Cobots: Doing What Humans Can Too

Cobots: Doing What Humans Can Too

Collaborative robots also known as cobots are the workforce of the future if recent research is anything to go by. While robots have been widely used in the manufacturing industry for many years as a replacement for human labor, collaborative robots are an entirely different ball game.

Collaboration is defined as the act of working with someone to produce something. Therefore, cobots are built and designed with that in mind, not to replace human workers but to work alongside them instead. While there are some activities and operations that cannot be fully automated, the speed of processing suffers when parts are being transferred forwards and backwards between robots locked in cages and human workers on the assembly line of a factory floor.

Since cobots can quickly learn and adapt to different working environments, they could transform how we work in fact, major manufacturers such as ford have already on the collaborative robot bandwagon.

Cobots complement human labor and assist when it is hard to come by

Popular epithets to robots in more populous and labor-surplus countries such as India include job thieves, evil and anti-worker. However, when robots help free up labor for deployment somewhere else and complement human effort the conversation takes a positive turn.

A plethora of companies have heavily benefited from collaborative robots which in turn have gained currency across the globe. In fact, most of these firms are planning to add more to their factory floors and no one is complaining. Cobots increase productivity and quality in a production line.

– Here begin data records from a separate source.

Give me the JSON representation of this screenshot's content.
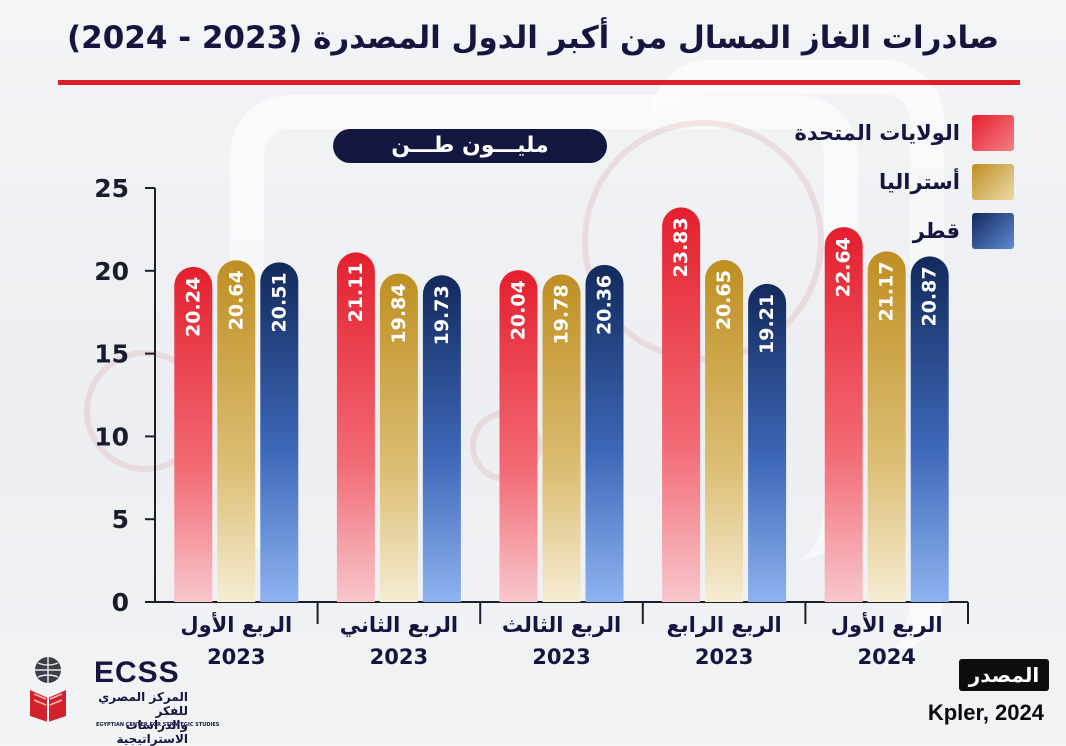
{
  "title": "صادرات الغاز المسال من أكبر الدول المصدرة (2023 - 2024)",
  "unit_label": "مليـــون طـــن",
  "colors": {
    "united_states": "#e8343a",
    "australia": "#c9a23e",
    "qatar": "#1e3f88",
    "title_rule": "#dd1f2a",
    "navy": "#14173f"
  },
  "legend": [
    {
      "label": "الولايات المتحدة",
      "color_key": "united_states"
    },
    {
      "label": "أستراليا",
      "color_key": "australia"
    },
    {
      "label": "قطر",
      "color_key": "qatar"
    }
  ],
  "source": {
    "label": "المصدر",
    "text": "Kpler, 2024"
  },
  "logo": {
    "short": "ECSS",
    "arabic": "المركز المصري للفكر والدراسات الاستراتيجية",
    "english": "EGYPTIAN CENTER FOR STRATEGIC STUDIES",
    "icon": "globe-book-logo-icon"
  },
  "chart_data": {
    "type": "bar",
    "ylim": [
      0,
      25
    ],
    "yticks": [
      0,
      5,
      10,
      15,
      20,
      25
    ],
    "categories": [
      {
        "quarter": "الربع الأول",
        "year": "2023"
      },
      {
        "quarter": "الربع الثاني",
        "year": "2023"
      },
      {
        "quarter": "الربع الثالث",
        "year": "2023"
      },
      {
        "quarter": "الربع الرابع",
        "year": "2023"
      },
      {
        "quarter": "الربع الأول",
        "year": "2024"
      }
    ],
    "series": [
      {
        "name": "الولايات المتحدة",
        "color_key": "united_states",
        "values": [
          20.24,
          21.11,
          20.04,
          23.83,
          22.64
        ]
      },
      {
        "name": "أستراليا",
        "color_key": "australia",
        "values": [
          20.64,
          19.84,
          19.78,
          20.65,
          21.17
        ]
      },
      {
        "name": "قطر",
        "color_key": "qatar",
        "values": [
          20.51,
          19.73,
          20.36,
          19.21,
          20.87
        ]
      }
    ]
  }
}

How they work collaboratively with humans

Since cobots are designed to work alongside human workers in a shared workspace, they not only support but also relieve their human co-workers from excess and strenuous work. For instance, cobots in small-scale industries are placed on drilling jobs while their human coworkers perform quality checks. Remember, collaborative robots are completely different from industrial robots as they don’t require fences or cages for the protection of human workers on the factory floor.

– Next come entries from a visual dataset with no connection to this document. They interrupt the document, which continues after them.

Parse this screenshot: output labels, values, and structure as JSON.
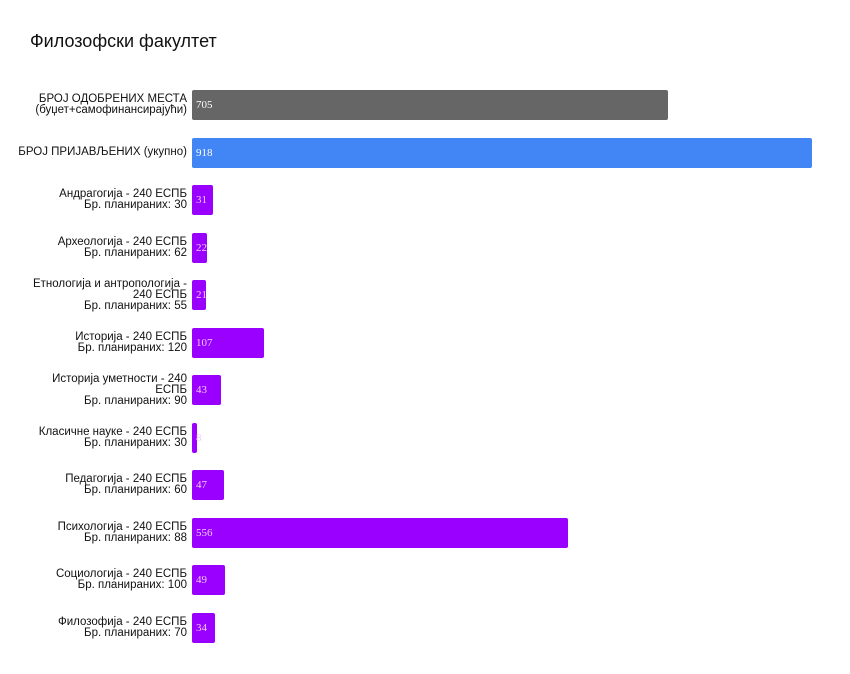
{
  "title": "Филозофски факултет",
  "colors": {
    "approved": "#666666",
    "applied": "#4285f4",
    "program": "#9900ff"
  },
  "rows": [
    {
      "label_lines": [
        "БРОЈ ОДОБРЕНИХ МЕСТА",
        "(буџет+самофинансирајући)"
      ],
      "value": 705,
      "kind": "approved"
    },
    {
      "label_lines": [
        "БРОЈ ПРИЈАВЉЕНИХ (укупно)"
      ],
      "value": 918,
      "kind": "applied"
    },
    {
      "label_lines": [
        "Андрагогија - 240  ЕСПБ",
        "Бр. планираних: 30"
      ],
      "value": 31,
      "kind": "program"
    },
    {
      "label_lines": [
        "Археологија - 240  ЕСПБ",
        "Бр. планираних: 62"
      ],
      "value": 22,
      "kind": "program"
    },
    {
      "label_lines": [
        "Етнологија и антропологија -",
        "240  ЕСПБ",
        "Бр. планираних: 55"
      ],
      "value": 21,
      "kind": "program"
    },
    {
      "label_lines": [
        "Историја - 240  ЕСПБ",
        "Бр. планираних: 120"
      ],
      "value": 107,
      "kind": "program"
    },
    {
      "label_lines": [
        "Историја уметности - 240",
        "ЕСПБ",
        "Бр. планираних: 90"
      ],
      "value": 43,
      "kind": "program"
    },
    {
      "label_lines": [
        "Класичне науке - 240  ЕСПБ",
        "Бр. планираних: 30"
      ],
      "value": 8,
      "kind": "program"
    },
    {
      "label_lines": [
        "Педагогија - 240  ЕСПБ",
        "Бр. планираних: 60"
      ],
      "value": 47,
      "kind": "program"
    },
    {
      "label_lines": [
        "Психологија - 240  ЕСПБ",
        "Бр. планираних: 88"
      ],
      "value": 556,
      "kind": "program"
    },
    {
      "label_lines": [
        "Социологија - 240  ЕСПБ",
        "Бр. планираних: 100"
      ],
      "value": 49,
      "kind": "program"
    },
    {
      "label_lines": [
        "Филозофија - 240  ЕСПБ",
        "Бр. планираних: 70"
      ],
      "value": 34,
      "kind": "program"
    }
  ],
  "chart_data": {
    "type": "bar",
    "orientation": "horizontal",
    "title": "Филозофски факултет",
    "xlabel": "",
    "ylabel": "",
    "grid": false,
    "legend": null,
    "categories": [
      "БРОЈ ОДОБРЕНИХ МЕСТА (буџет+самофинансирајући)",
      "БРОЈ ПРИЈАВЉЕНИХ (укупно)",
      "Андрагогија - 240 ЕСПБ Бр. планираних: 30",
      "Археологија - 240 ЕСПБ Бр. планираних: 62",
      "Етнологија и антропологија - 240 ЕСПБ Бр. планираних: 55",
      "Историја - 240 ЕСПБ Бр. планираних: 120",
      "Историја уметности - 240 ЕСПБ Бр. планираних: 90",
      "Класичне науке - 240 ЕСПБ Бр. планираних: 30",
      "Педагогија - 240 ЕСПБ Бр. планираних: 60",
      "Психологија - 240 ЕСПБ Бр. планираних: 88",
      "Социологија - 240 ЕСПБ Бр. планираних: 100",
      "Филозофија - 240 ЕСПБ Бр. планираних: 70"
    ],
    "values": [
      705,
      918,
      31,
      22,
      21,
      107,
      43,
      8,
      47,
      556,
      49,
      34
    ],
    "bar_colors": [
      "#666666",
      "#4285f4",
      "#9900ff",
      "#9900ff",
      "#9900ff",
      "#9900ff",
      "#9900ff",
      "#9900ff",
      "#9900ff",
      "#9900ff",
      "#9900ff",
      "#9900ff"
    ],
    "data_labels": true,
    "xlim": [
      0,
      918
    ]
  }
}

Similarly, cobots working in an automotive factory tighten the bolts while human coworkers place the tools in front of the cobots. In biscuit-making factories, cobots can package the biscuits while their human counterparts remove the burnt ones that are not fit for consumption. Collaborative robots are easily becoming a success story especially in countries where they making small businesses competitive as well as creating jobs.

Strengthening productivity

According to estimates about 80% of downtime gets eliminated with the deployment of collaborative robots. This means that there are significant productivity benefits in using cobots. For this reason, several governments across the globe encourage the use of automation to increase economic growth. Additionally, a number of small-scale industries now prefer placing a cobot in key function and using a human operator to get the basic work done and feed in information.

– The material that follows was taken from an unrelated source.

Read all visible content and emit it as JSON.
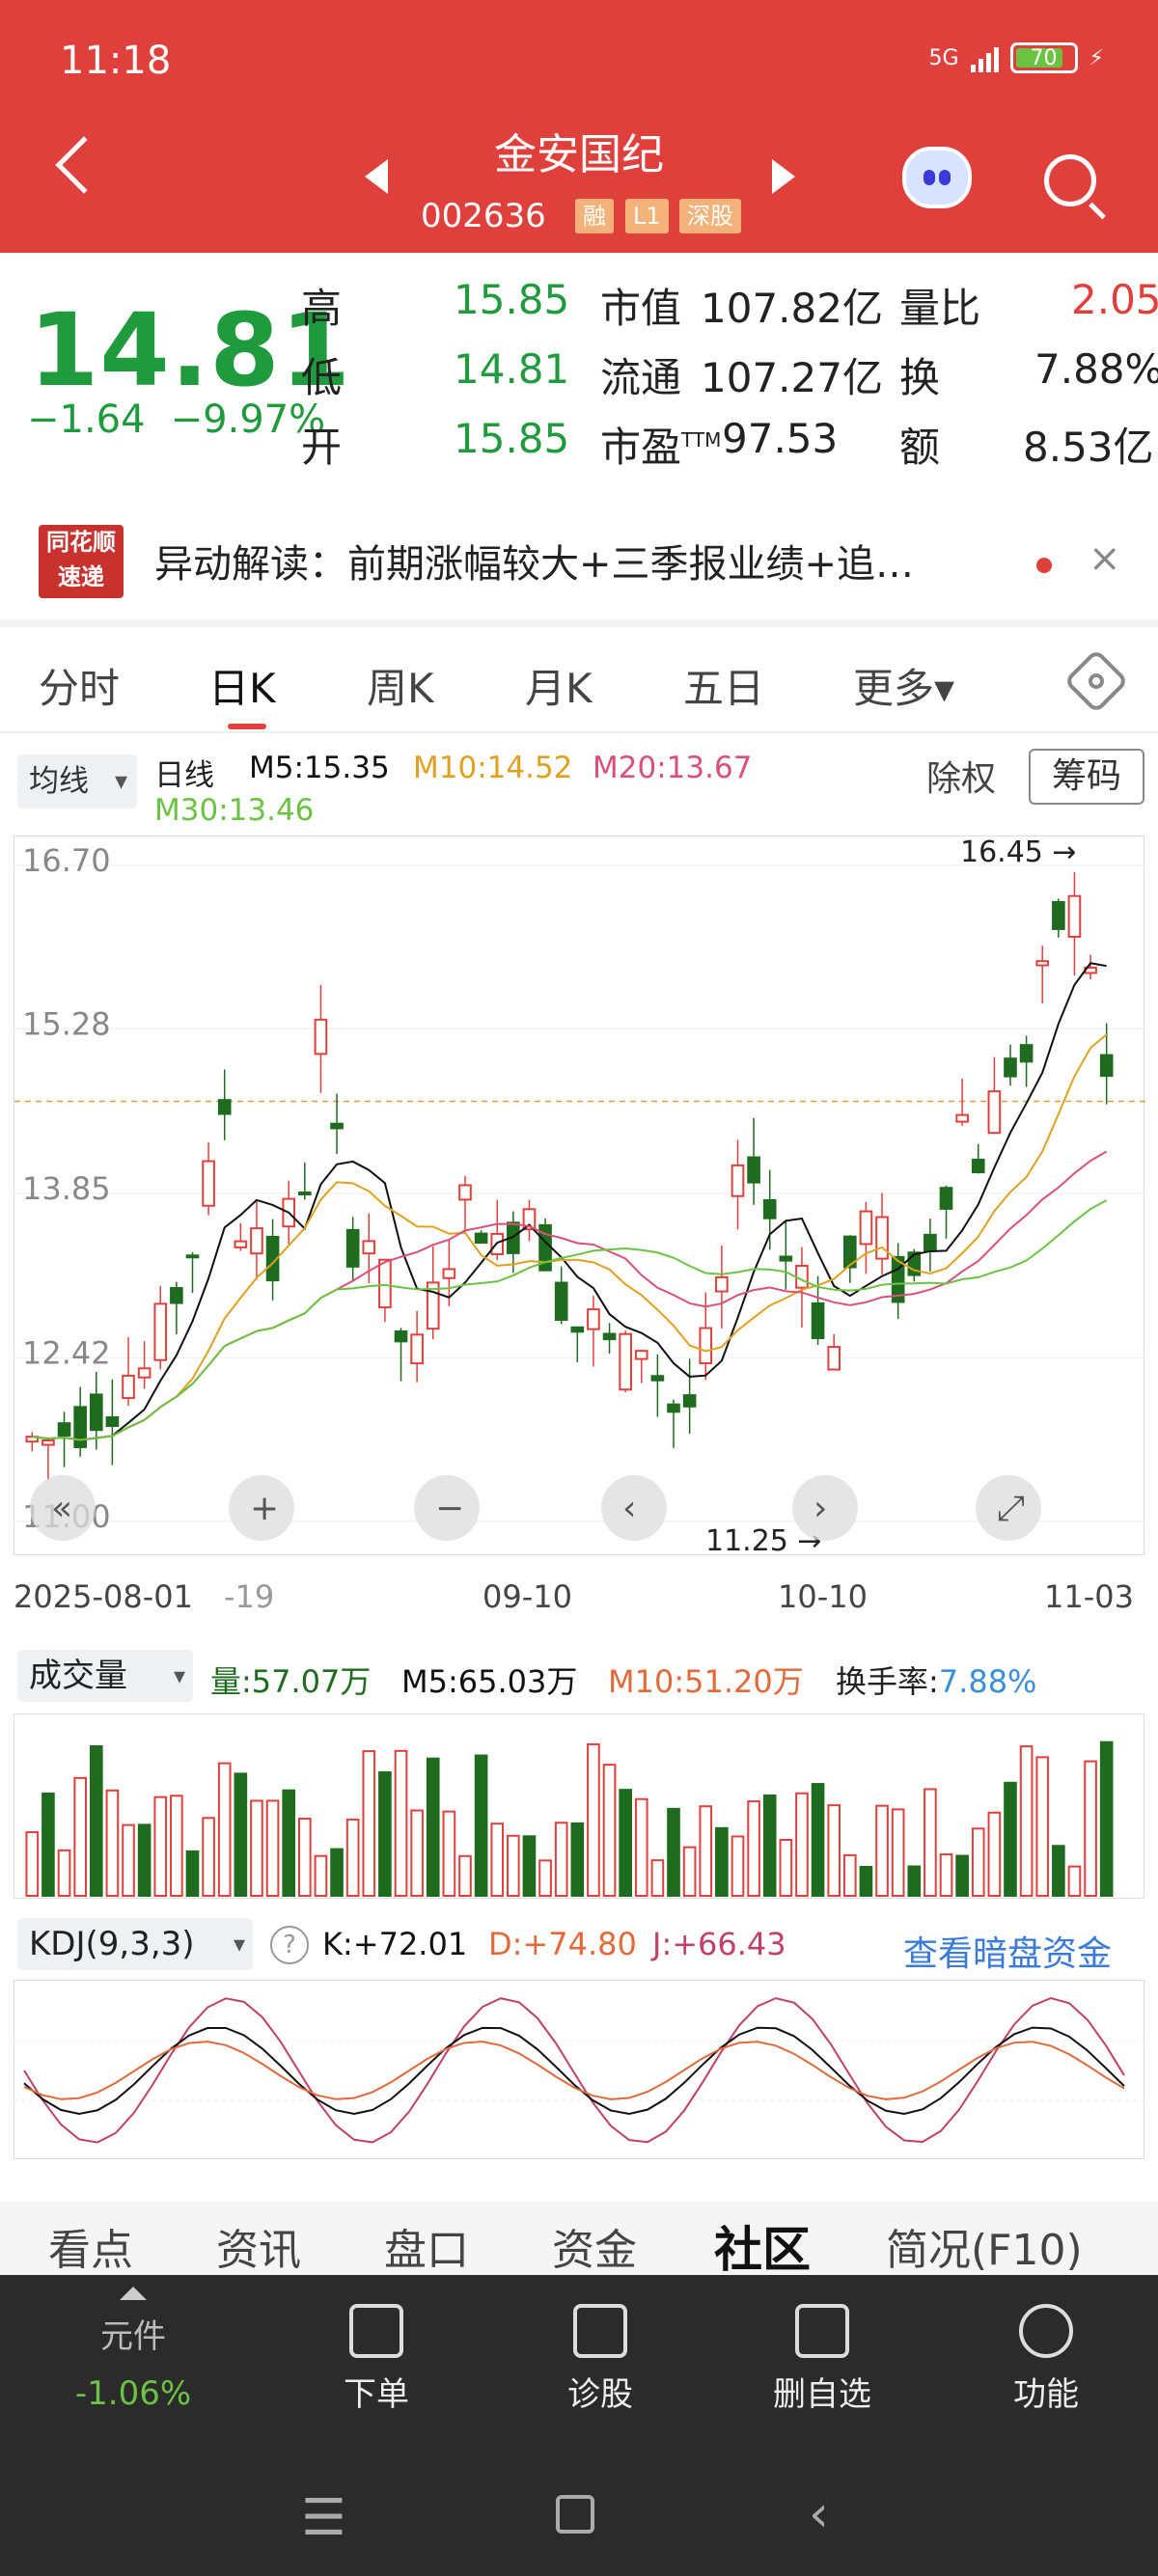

The intelligent use of robotics

Instead of the industrial and manufacturing sectors engaging in sterile debates on the advisability of high technology, they should advocate for the development of capabilities in advanced areas such as automation, artificial intelligence, robotics and machine learning.

 A popular cosmetic company deployed several cobots and immediately incorporated them into one of their high speed lines. What they discovered is that these collaborative robots eliminated a huge percentage of the load that was previously lifted by human workers in one shift. This in turn protected the health of the workers from being impacted.

In 2017, Universal Robots one of the world’s largest cobot markers reported another record with a 72% increase in revenue over the previous year. This goes to show that collaborative robots are rapidly becoming a starting point as more manufacturers are embracing new technologies focused on automating processes. Cobots are not only easy to program, inexpensive and flexible but they can also easily automate tasks. In addition, their applications are projected to grow in the coming years as technology continues to enhance.